FIG. 1 is a diagram for explaining a conventional interlock system, FIG. 2 is a diagram showing interface signals used for data transfer between a channel device and an input/output control device, and FIG. 3 is a diagram for explaining an embodiment of the invention. FIG. 4 is an explanatory diagram of the offset interlock system implemented by the present invention, and FIG. 5 is a diagram illustrating the main parts used for data transfer control of the present invention. be. R ₁ , R ₂ ...Request or receive signal, S ₁ ,
S ₂ ... Sending signal, D ₁ , D ₂ , D ₃ , D ₄ ...

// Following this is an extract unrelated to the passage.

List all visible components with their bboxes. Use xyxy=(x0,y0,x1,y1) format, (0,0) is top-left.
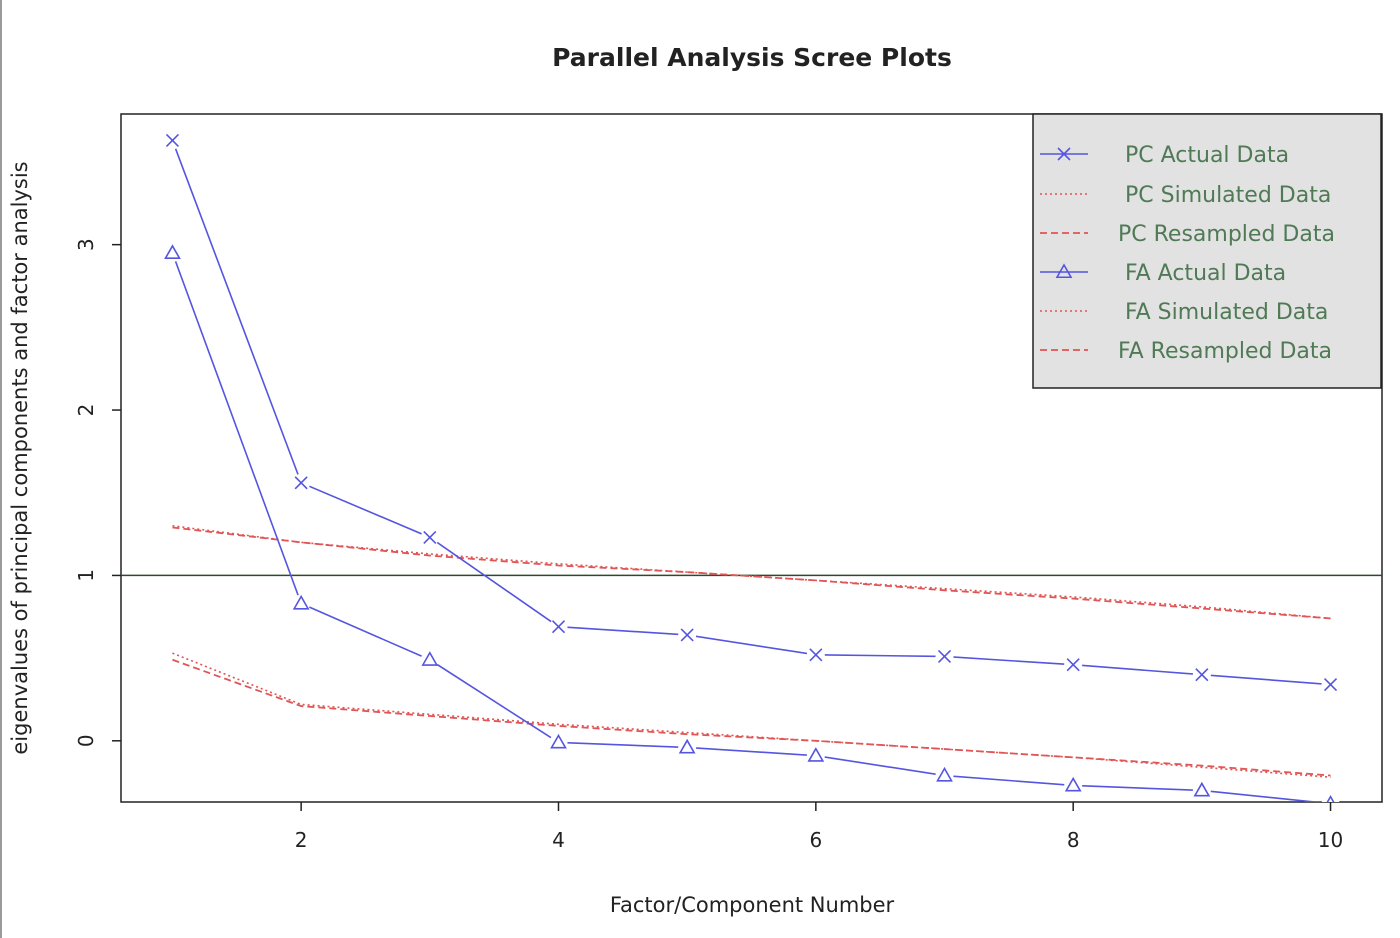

Data signal, TGI ₁ , TGI ₂ ...Tag-in line,
TGO ₁ , TGO ₂ ... tag-out line, BUS ... data bus, 10 ... channel device, 20 ... input/output control device, 30 ₁ to 30 ₂ ... input/output device, 21
...Data buffer circuit, 22...Data transfer main control circuit, 23...I/O interface circuit, 24...IO identification information register, 25...Speed control timer.

Claims (1)

[Scope of Claims] 1. A data buffer circuit that mediates data transfer between a plurality of input/output devices having different data transfer speeds and a channel device, and temporarily stores the contents of the data transfer; A data transfer control device for controlling data transfer between input/output devices, the device comprising: input/output device identification means for identifying an input/output device to which data should be transferred; and an output from the input/output device identification means to identify the channel device. A data transfer characterized by comprising: speed control means for switching the transfer speed so that the data transfer speed between the data buffer circuits matches the data transfer speed between the input/output device to which data is to be transferred and the data buffer circuit; Control device.